Deephaven's many join methods combine data by appending the columns of one data set to another. See our guide How to join tables to learn more.

Pandas and Deephaven provide many of the same join methods, but there is not a one-to-one mapping of methods. In addition to the common join methods, Deephaven also provides inexact joins , such as aj (as-of join) and raj (reverse as-of join), for analyzing time series, which are not present in Pandas.

import pandas as pd

data_frameLeft = pd.DataFrame({'A': [1, 2, 3], 'B': ['X', 'Y', 'Z']})
data_frameRight = pd.DataFrame({'A': [3, 4, 5], 'C': ['L', 'M', 'N']})
data_frame = pd.merge(data_frameLeft, data_frameRight, on='A')

print( data_frame)


from deephaven import new_table
from deephaven.column import int_col, string_col

tableLeft = new_table([int_col("A", [1, 2, 3]), string_col("B", ['X', 'Y', 'Z'])])
tableRight = new_table([int_col("A", [3, 4, 5]), string_col("C", ['L', 'M', 'N'])])
table = tableLeft.join(table=tableRight, on=["A"])

Group data

Aggregate data

You'll often want to partition your data into groups and then compute values for the groups. Deephaven supports many kinds of data aggregations. There are more methods than can be covered here, so see our guides How to perform dedicated aggregations for groups and How to perform combined aggregations.

import pandas as pd

data_frame = pd.DataFrame(
{'A': [1, 3, 5],
'B': [5, 7, 9]}
)

avg_data_frame = data_frame.mean()
print(avg_data_frame)


from deephaven import new_table
from deephaven.column import int_col

table = new_table([
int_col("A", [1, 3, 5]),
int_col("B", [5, 7, 9])
])

avg_table = table.avg_by()

groupby

In this example, we first group the data, then apply a sum on that group. For more information on grouping, see our How to group and ungroup data guide.

import pandas as pd

data_frame = pd.DataFrame(
{'A': [1, 2, 1, 2, 1, 2],
'B': [2, 2, 5, 1, 3, 4]}
)

grouped_data_frame = data_frame.groupby(['A']).sum()
print(grouped_data_frame)


from deephaven import new_table
from deephaven.column import int_col

table = new_table([
int_col('A', [1, 2, 1, 2, 1, 2]),
int_col('B', [2, 2, 5, 1, 3, 4])
])

grouped_table1 = table.group_by(by=["A"]).view(formulas=["Sum = sum(B)"])

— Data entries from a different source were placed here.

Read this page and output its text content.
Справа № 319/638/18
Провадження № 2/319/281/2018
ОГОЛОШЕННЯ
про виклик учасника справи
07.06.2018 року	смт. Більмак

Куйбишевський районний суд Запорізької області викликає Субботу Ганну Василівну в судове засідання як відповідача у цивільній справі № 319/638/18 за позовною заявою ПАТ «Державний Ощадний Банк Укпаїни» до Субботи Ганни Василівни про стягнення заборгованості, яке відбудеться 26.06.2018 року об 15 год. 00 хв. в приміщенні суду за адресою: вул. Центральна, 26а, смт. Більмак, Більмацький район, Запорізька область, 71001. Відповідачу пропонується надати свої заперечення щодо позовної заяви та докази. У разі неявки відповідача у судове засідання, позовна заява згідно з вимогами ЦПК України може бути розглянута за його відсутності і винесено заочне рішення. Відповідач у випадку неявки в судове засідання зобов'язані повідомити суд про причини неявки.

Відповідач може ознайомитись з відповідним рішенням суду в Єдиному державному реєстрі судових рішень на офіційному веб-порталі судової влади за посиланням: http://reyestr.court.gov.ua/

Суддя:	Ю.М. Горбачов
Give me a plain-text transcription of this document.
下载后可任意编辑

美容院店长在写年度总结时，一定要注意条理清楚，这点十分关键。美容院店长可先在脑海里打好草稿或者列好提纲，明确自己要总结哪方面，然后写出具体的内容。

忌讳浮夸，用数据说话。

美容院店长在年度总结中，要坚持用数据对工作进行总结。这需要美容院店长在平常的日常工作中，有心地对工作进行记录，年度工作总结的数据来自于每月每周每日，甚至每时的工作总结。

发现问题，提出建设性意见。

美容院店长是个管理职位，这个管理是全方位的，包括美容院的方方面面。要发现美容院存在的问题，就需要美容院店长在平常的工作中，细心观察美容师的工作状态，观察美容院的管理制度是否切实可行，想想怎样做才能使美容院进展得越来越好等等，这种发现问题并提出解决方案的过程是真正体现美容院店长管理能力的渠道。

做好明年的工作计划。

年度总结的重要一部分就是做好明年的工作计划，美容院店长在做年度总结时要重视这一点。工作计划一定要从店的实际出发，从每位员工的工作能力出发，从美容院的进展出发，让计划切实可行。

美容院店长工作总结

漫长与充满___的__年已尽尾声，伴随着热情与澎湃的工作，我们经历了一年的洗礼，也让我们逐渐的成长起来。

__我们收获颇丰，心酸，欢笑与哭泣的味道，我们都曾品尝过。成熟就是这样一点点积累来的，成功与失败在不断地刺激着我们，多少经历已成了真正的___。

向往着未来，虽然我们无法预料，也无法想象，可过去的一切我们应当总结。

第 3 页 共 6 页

from deephaven import agg as agg

grouped_table2 = table.agg_by([agg.sum_(cols=["B"])], by=["A"])

Clean data

If your data set has null or NaN values, you'll probably want to remove or replace them before performing analysis. See our guide How to handle null, infinity, and not-a-number values for information on these data types in Deephaven.

In this example, we define a data set with a missing value. Pandas uses np.nan to represent missing double values, while Deephaven uses NULL_DOUBLE.

import pandas as pd
import numpy as np

data_frame = pd.DataFrame(
{'A': [1.0, 2.0, 3.0],
'B': [4.0, 2.0, np.nan]}
)

print(data_frame)

from deephaven import new_table
from deephaven.column import double_col
from deephaven.constants import NULL_DOUBLE

table = new_table([
double_col('A', [1.0, 2.0, 3.0]),
double_col('B', [4.0, 2.0, NULL_DOUBLE])
])

We can filter the data sets to remove the missing values.

remove_values_data_frame = data_frame.dropna()
print(remove_values_data_frame)


remove_values_table = table.where(filters=["!isNull(B)"])

Or we can replace the missing values.

replace_values_data_frame = data_frame.fillna(value=0.0)
print(replace_values_data_frame)


replace_values_table = table.update(formulas=["B = isNull(B) ? 0.0 : B"])